Les aides soviétiques à la Turquie dans les années 70

Gilles Bertrand, Le conflit helléno-turc : la confrontation de deux nationalismes à l'aube du XXIe siècle, Paris, Maisonneuve et Larose, 2004, p. 55 :

"Pour atteindre cet objectif (la reconnaissance de la valeur stratégique et du statut de puissance régionale de la Turquie), ses dirigeants mènent une politique de rapprochement prudent avec l'Union soviétique qui renforcerait l'intervention de cette dernière dans les différends helléno-turcs. Quelques mois après la lettre de Johnson, le ministre des Affaires étrangères, Feridun Cemal Erkin, effectue une visite officielle à Moscou (novembre 1964), une première depuis 1939. Suivent deux autres visites officielles à Moscou : celle du Premier ministre Süleyman Demirel (septembre 1967) et celle du président de la République, Cevdet Sunay (octobre 1969) au cours desquelles des aides financières soviétiques sont négociées, ainsi que des partenariats industriels et commerciaux. Après une parenthèse, due notamment au coup d'Etat de 1971, les relations turco-soviétiques connaissent une nouvelle embellie de 1975 à 1979, époque, précisément, de l'embargo américain sur les armes. La Turquie recevra, entre 1975 et 1979, 2,8 milliards de dollars d'aides soviétiques et, en 1978, « elle est devenue (...) la première bénéficiaire de l'assistance soviétique bilatérale au Tiers-Monde »."

15/11/2013

Samir Amin et le développement de la Turquie kémaliste

Samir Amin, Itinéraire intellectuel. Regards sur le demi-siècle 1945-90, Paris, L'Harmattan, 1993, p. 115-116 :

"En Asie occidentale les circonstances - la pression de l'URSS - avaient fait de la Turquie un allié inconditionnel des Etats-Unis. Il reste que Washington n'a jamais renoncé à profiter de sa présence pour liquider le kémalisme - l'ancêtre avec trente ans d'avance du nassérisme et du projet de Bandoung. Revenu deux fois au pouvoir, en 1961 lorsque le général Gursel met un terme au régime compradore de Menderes, puis en 1980, le kémalisme, épuisé depuis longtemps, n'a jamais été capable ni de se dépasser lui-même, ni de laisser la place à un mouvement démocratique et populaire capable potentiellement de le faire. Son dérapage dans la direction du chauvinisme en 1983 (l'affaire de Chypre) s'explique peut-être par cet échec. Obnubilée par sa candidature à l'adhésion à la CEE, toujours refusée par Bruxelles, la Turquie a néanmoins à son actif un développement industriel compétitif qui la range dans le peloton de tête du tiers-monde nouveau. L'effondrement de l'URSS et la nouvelle donne au Moyen-Orient vont-ils mettre cette puissance au service d'un expansionnisme tournant délibérément le dos à l'Europe, ranimant un "néo-ottomanisme" ou un "néo-pantouranisme" ?"

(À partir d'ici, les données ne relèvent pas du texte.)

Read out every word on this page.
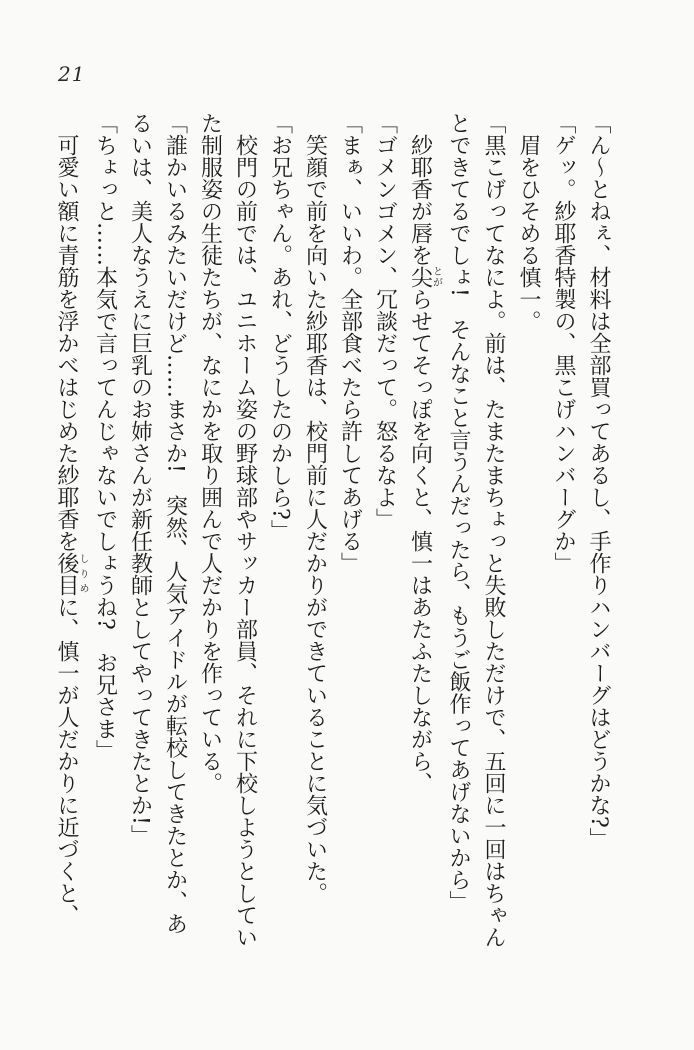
21
「ん〜とねぇ、材料は全部買ってあるし、手作りハンバーグはどうかな?」
「ゲッ。紗耶香特製の、黒こげハンバーグか」
眉をひそめる慎一。
「黒こげってなによ。前は、たまたまちょっと失敗しただけで、五回に一回はちゃん
とできてるでしょ!　そんなこと言うんだったら、もうご飯作ってあげないから」
紗耶香が唇を尖とがらせてそっぽを向くと、慎一はあたふたしながら、
「ゴメンゴメン、冗談だって。怒るなよ」
「まぁ、いいわ。全部食べたら許してあげる」
笑顔で前を向いた紗耶香は、校門前に人だかりができていることに気づいた。
「お兄ちゃん。あれ、どうしたのかしら?」
校門の前では、ユニホーム姿の野球部やサッカー部員、それに下校しようとしてい
た制服姿の生徒たちが、なにかを取り囲んで人だかりを作っている。
「誰かいるみたいだけど……まさか!　突然、人気アイドルが転校してきたとか、あ
るいは、美人なうえに巨乳のお姉さんが新任教師としてやってきたとか!」
「ちょっと……本気で言ってんじゃないでしょうね?　お兄さま」
可愛い額に青筋を浮かべはじめた紗耶香を後目しりめに、慎一が人だかりに近づくと、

Samir Amin, L'ethnie à l'assaut des nations : Yougoslavie, Ethiopie, Paris, L'Harmattan, 1994, p. 69-70 :

"Aujourd'hui, l'Asie centrale ex-soviétique constitue, avec la Turquie, la seule région du monde islamique sortie de la misère abjecte et de l'inefficacité totale de ses systèmes d'organisation et de production. Elle le doit au pouvoir soviétique."